The central contradiction of hidden bias training is that you can’t train something you can’t control. The classes suggest that you can become more objective just by learning about and thinking about your unconscious biases, but it’s not that easy. “Understanding implicit bias does not actually provide you the tools to do something about it,” said Greenwald, the University of Washington psychologist. He thinks there may be another reason driving companies to do trainings: publicity. “Perhaps the main value of this training to Google and Facebook is to put a desirable appearance on their personnel activities by indicating their (commendable) awareness of problems and implying that they’re doing something to effectively address the problems,” he wrote in an e-mail.
Worse than doing nothing, hidden bias training may even backfire and cause more prejudiced behavior.
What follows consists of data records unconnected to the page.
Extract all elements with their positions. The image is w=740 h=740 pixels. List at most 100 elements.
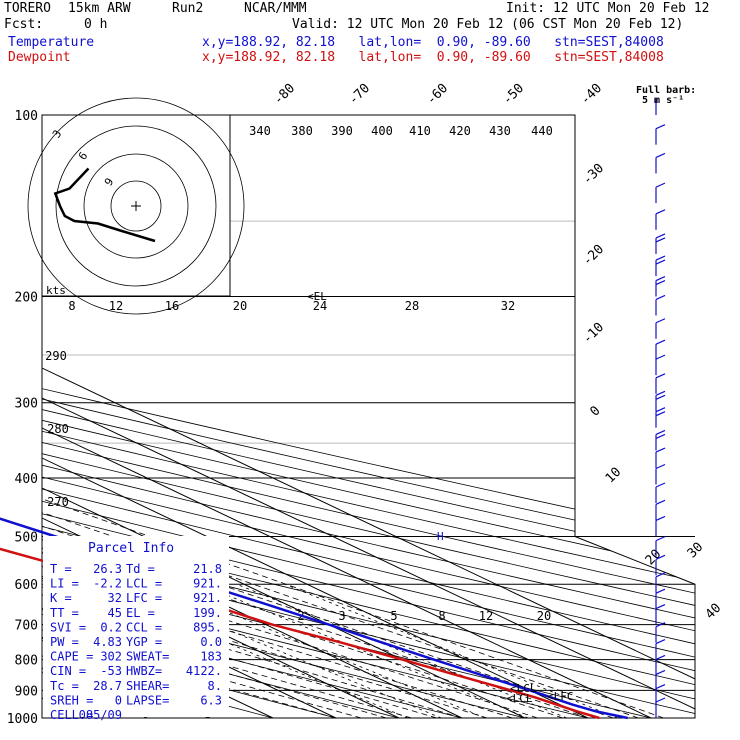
pressure-tick-label: 400	[15, 472, 38, 487]
parcel-info-value: -2.2	[93, 577, 122, 591]
parcel-info-key: Td =	[126, 562, 155, 576]
wind-barb-feather	[655, 463, 666, 470]
wind-key-value: 5 m s⁻¹	[642, 95, 685, 106]
pressure-tick-label: 700	[15, 619, 38, 634]
hodograph-ring-label: 12	[109, 299, 123, 313]
parcel-info-value: 0	[115, 693, 122, 707]
wind-barb-feather	[655, 684, 666, 690]
parcel-info-bg	[43, 536, 229, 717]
parcel-info-value: 4122.	[186, 664, 222, 678]
dry-adiabat-line	[42, 115, 695, 718]
parcel-info-value: 199.	[193, 606, 222, 620]
wind-barb-feather	[655, 255, 666, 261]
parcel-info-key: LAPSE=	[126, 693, 169, 707]
legend-dewpoint-label: Dewpoint	[8, 50, 71, 65]
init-time: Init: 12 UTC Mon 20 Feb 12	[506, 1, 710, 16]
dry-adiabat-line	[42, 115, 695, 718]
parcel-info-key: LFC =	[126, 591, 162, 605]
wind-barb-feather	[655, 639, 666, 645]
model-resolution: 15km ARW	[68, 1, 131, 16]
mixing-ratio-label: 5	[390, 609, 397, 623]
theta-label: 420	[449, 124, 471, 138]
wind-barb-feather	[655, 669, 666, 675]
org-label: NCAR/MMM	[244, 1, 307, 16]
parcel-info-key: YGP =	[126, 635, 162, 649]
parcel-info-value: -53	[100, 664, 122, 678]
parcel-info-value: 28.7	[93, 679, 122, 693]
pressure-tick-label: 800	[15, 654, 38, 669]
isotherm-line	[42, 115, 652, 718]
height-label: 280	[47, 422, 69, 436]
isotherm-line	[42, 115, 695, 718]
wind-barb-feather	[655, 411, 666, 417]
mixing-ratio-label: 12	[479, 609, 493, 623]
wind-barb-feather	[655, 390, 666, 396]
pressure-tick-label: 100	[15, 109, 38, 124]
moist-adiabat-line	[42, 296, 437, 718]
isotherm-label: 30	[685, 540, 707, 562]
wind-barb-feather	[655, 407, 666, 413]
hodograph-ring	[27, 97, 245, 315]
wind-barb-feather	[655, 259, 666, 265]
parcel-info-value: 4.83	[93, 635, 122, 649]
height-label: 290	[45, 349, 67, 363]
hodograph-ring	[55, 125, 217, 287]
wind-barb-feather	[655, 294, 666, 301]
dry-adiabat-line	[42, 115, 526, 718]
parcel-info-key: SHEAR=	[126, 679, 169, 693]
parcel-info-value: 21.8	[193, 562, 222, 576]
hodograph	[27, 97, 245, 315]
el-marker: <EL	[307, 290, 327, 303]
moist-adiabat-line	[42, 296, 664, 718]
parcel-info-value: 45	[108, 606, 122, 620]
parcel-info-key: PW =	[50, 635, 79, 649]
parcel-info-key: SVI =	[50, 620, 86, 634]
hodograph-ring-label: 24	[313, 299, 327, 313]
isotherm-label: 40	[703, 601, 725, 623]
parcel-info-key: CIN =	[50, 664, 86, 678]
wind-barb-feather	[655, 279, 666, 286]
mixing-ratio-label: 3	[338, 609, 345, 623]
parcel-info-value: 6.3	[200, 693, 222, 707]
plot-frame	[41, 114, 696, 719]
parcel-info-value: 0.2	[100, 620, 122, 634]
pressure-tick-label: 200	[15, 291, 38, 306]
isotherm-label: -70	[346, 81, 373, 108]
wind-barb-feather	[655, 697, 666, 703]
parcel-info-key: CELL =	[50, 708, 93, 722]
moist-adiabat-line	[42, 296, 614, 718]
theta-label: 400	[371, 124, 393, 138]
wind-barb-feather	[655, 447, 666, 453]
mixing-ratio-line	[200, 583, 529, 718]
parcel-info-key: LI =	[50, 577, 79, 591]
fcst-value: 0 h	[84, 17, 108, 32]
hodograph-units: kts	[46, 284, 66, 297]
parcel-info-key: CCL =	[126, 620, 162, 634]
parcel-info-key: TT =	[50, 606, 79, 620]
pressure-tick-label: 500	[15, 530, 38, 545]
isotherm-label: -80	[271, 81, 298, 108]
mixing-ratio-label: 8	[438, 609, 445, 623]
dry-adiabat-line	[42, 115, 589, 718]
wind-barb-feather	[655, 182, 666, 188]
hodograph-ring-label: 8	[68, 299, 75, 313]
hodograph-ring-label: 32	[501, 299, 515, 313]
parcel-info-key: CAPE =	[50, 650, 93, 664]
wind-barb-feather	[655, 394, 666, 400]
parcel-info-box	[43, 536, 229, 717]
wind-barb-feather	[655, 554, 666, 560]
parcel-info-value: 32	[108, 591, 122, 605]
hodograph-ring-label: 16	[165, 299, 179, 313]
lcl-marker: <LCL	[510, 682, 537, 695]
wind-barb-feather	[655, 433, 666, 439]
isotherm-line	[42, 115, 526, 718]
pressure-tick-label: 600	[15, 578, 38, 593]
wind-barb-feather	[655, 482, 666, 488]
wind-barb-feather	[655, 124, 666, 130]
parcel-info-value: 921.	[193, 577, 222, 591]
parcel-info-value: 8.	[208, 679, 222, 693]
theta-label: 430	[489, 124, 511, 138]
theta-label: 340	[249, 124, 271, 138]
A 2014 study from professors at Washington University in St. Louis and University of Virginia showed that telling people everyone is biased makes them more likely to act on those biases. “People tend to do whatever other people are doing,” said Melissa Thomas-Hunt, one of the paper’s authors. “If we say that everyone stereotypes, the norm has become that people stereotype. Now I’m not that motivated to change my behavior because everyone’s doing it.” She said the findings left diversity advocates and scholars surprised and disarmed. “This has been seen as the cure to all the ills of stereotyping and why people are not advancing,” she said. “And now to suggest that this might be flawed as a mechanism, people are caught off guard and don’t know where to turn.”
Looming over this growing practice is an even bigger problem: very few firms are measuring the effects of trainings or software, and even fewer are doing it in controlled settings. Many of the software startups are so young they haven’t had time to field-test their products. Instead, services like Unitive are targeting clients with 60,000 employees or more to be able to do large-scale testing within the workplace — but results won’t come for months. For companies who have released their diversity numbers – and feel a pressure to show some improvement in a year — testing each new tool or training is a luxury they don’t have time for. Instead, they try several tactics at once and see if numbers improve.
“I don’t know that we’ll ever be able to know exactly what did it for us,” said Anne Toth, vice president of people and policy at Slack, which recently started doing company-wide unconscious bias training alongside several other initiatives. “But if the data indicate we’re trending in a way that’s positive for our company, then I think we’re going to be happy with that outcome.”
Some firms can’t even point to a correlation between training and improvement, let alone causation. This summer, as companies started to release a second round of diversity numbers, the changes were often 1% — or no change at all. Google has been able to measure and show, using control groups, that Googlers who went through unconscious bias training felt more aware of unconscious bias and felt more motivated to stop it. But does it mean that they – or any others who are being taught about bias — are less likely to make biased decisions? Beyond a handful of positive anecdotes, there’s not much evidence yet that the answer is “yes.”